Happy 4th of July to our newest citizen

One of our employees will be celebrating Independence Day this weekend with a new perspective.
 
Dasyl D’Cunha, assessments manager in Children’s Services, is the first in her Indian family to become a U.S. citizen. Her naturalization ceremony took place this week.
 
Dasyl is originally from Mumbai (formerly called Bombay). She came to Cincinnati in 2014 to pursue her master’s degree at the University of Cincinnati. UC’s criminal justice program is highly regarded, she said, and UC responded to her before her other school of choice (the University of Maryland) and with a better scholarship offer.
 
She had been living in the United States with a Green Card, making her a permanent resident.
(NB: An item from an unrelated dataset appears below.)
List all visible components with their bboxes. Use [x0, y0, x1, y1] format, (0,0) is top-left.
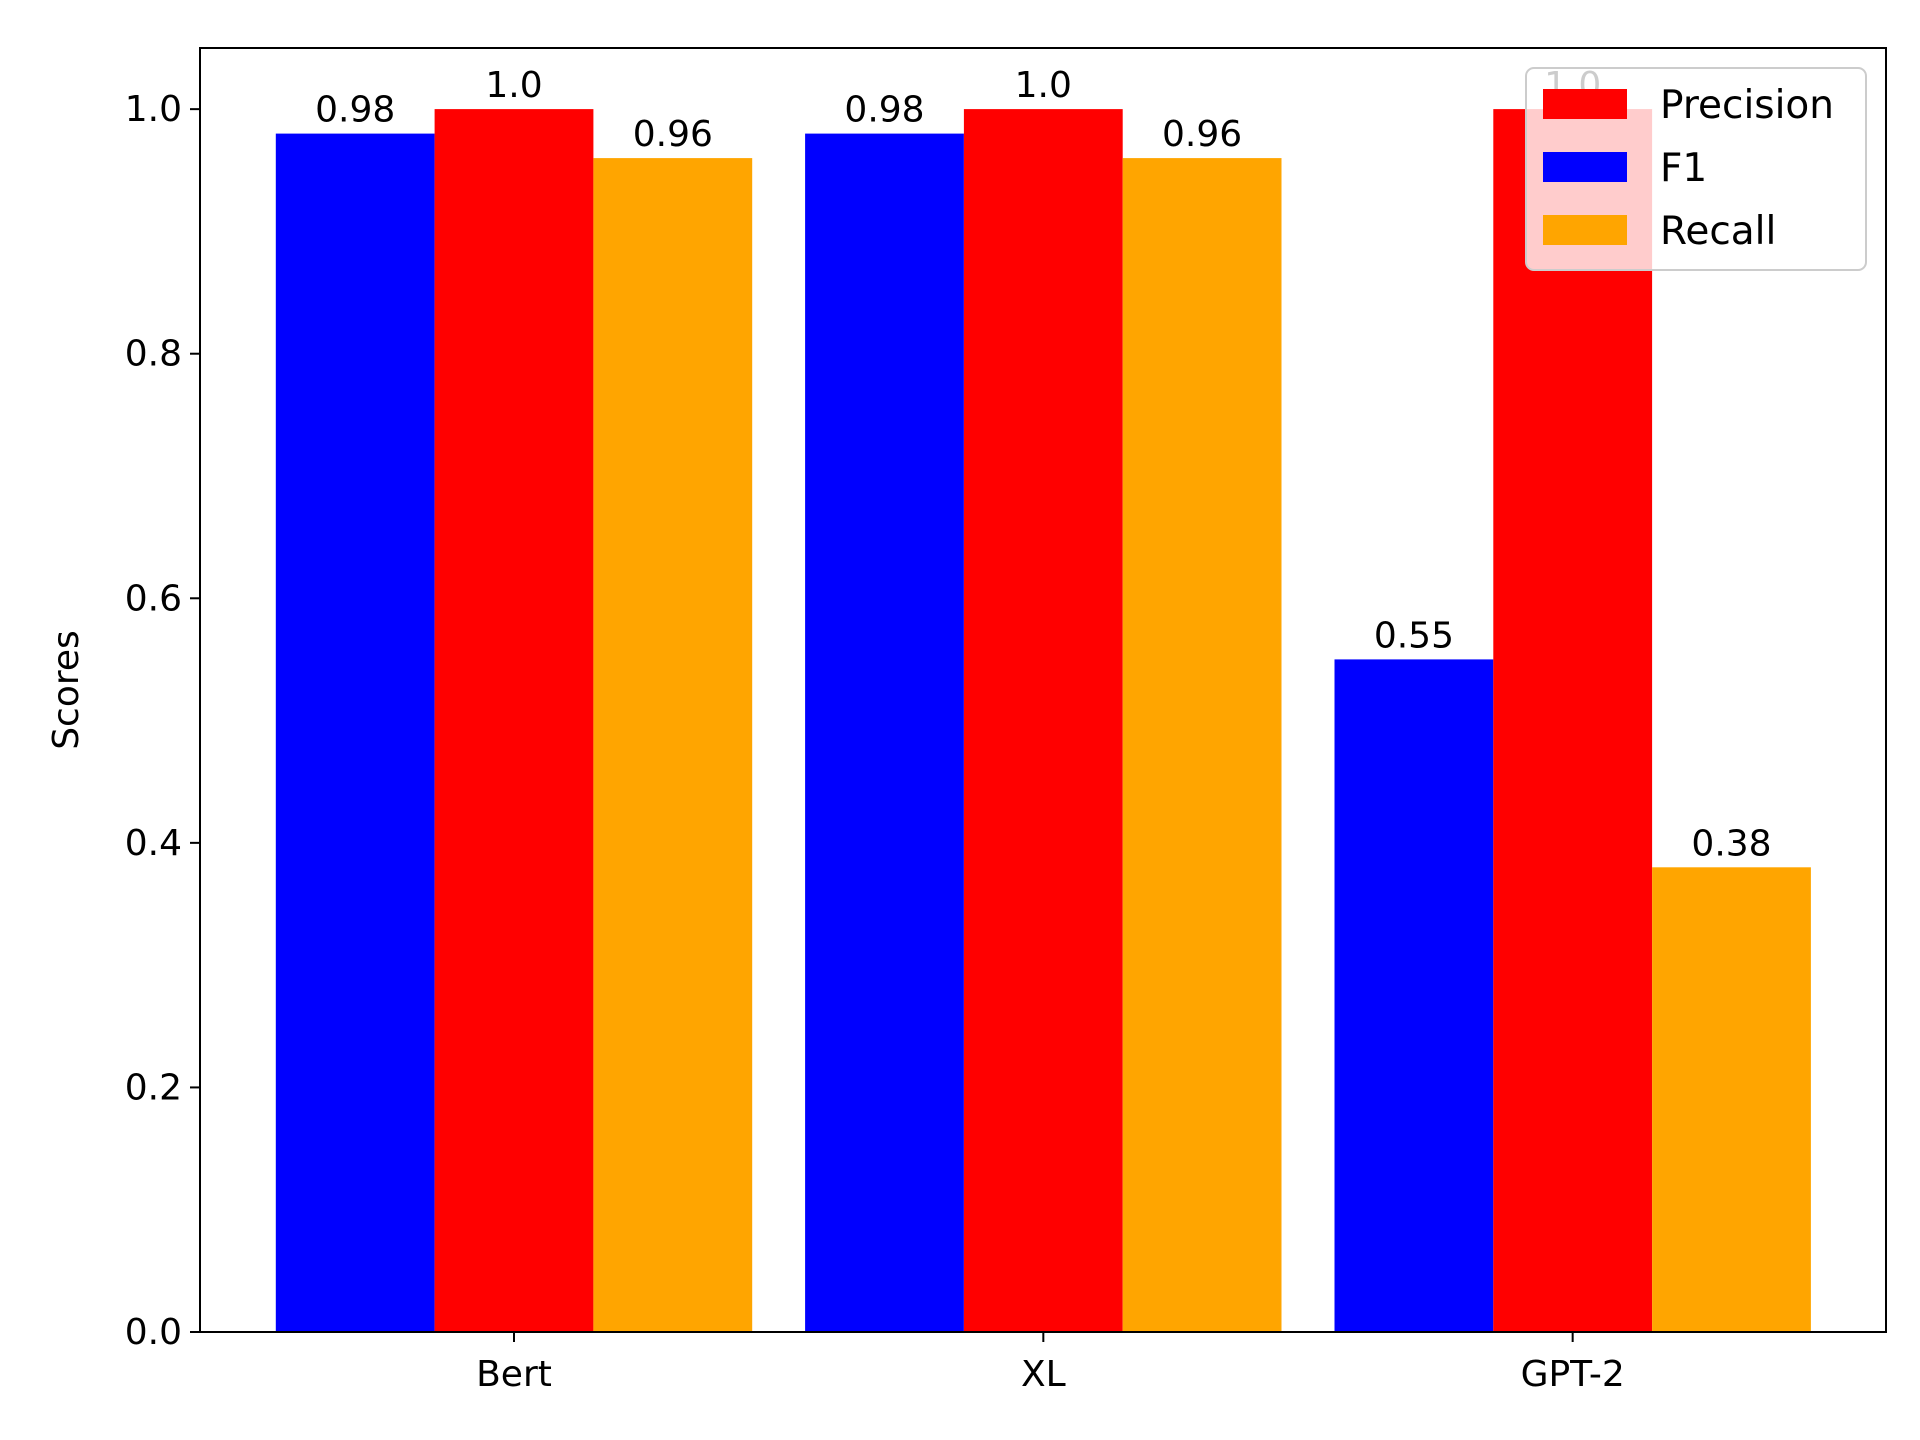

There’s a window of eligibility for citizenship and Dasyl said she “realized that I liked the life I had built here with school and work…and felt there was no going back.” She met her husband while they were both in graduate school at UC.
 
The test wasn’t difficult, she said, but it did involve a lot of memorizing “a different nation’s history – which, thankfully, I find interesting.” She studied for weeks. Her husband quizzed her as they did chores around the house. She said she wishes she had a dollar for every time her husband admitted he didn’t know the answer to a question about his own country’s history.
 
She’s excited about her new citizenship, but also feels a bit melancholic and nostalgic about no longer being a citizen of India. It “pricked a little,” she said, when she saw her citizenship certificate and it said “country of former nationality – INDIA.”
 
“I texted and sent updates and pictures to my family back home throughout so they could feel a part of this as much as possible,” she said. “They’re extremely happy and very proud of me, especially since I’m the first in the family to do this, to leave home and restart in a foreign country and then become a citizen of that country.”
 
It’s not uncommon for young adults to leave India for further education, she said, and then work in another country.
 
“But that doesn’t usually lead to citizenship,” she said. “They typically work on a work visa for decades and then wait 8 to 10 years for a Green Card and that’s usually where they stop or they return to their original country for retirement. The citizenship aspect is definitely a first and is unprecedented in my family and relative/friends circle.”
 
She’s looking forward to exercising her “privilege/right/responsibility” to vote, she said, and she thinks working on her doctorate might come with more resources now that she will no longer be considered an international student.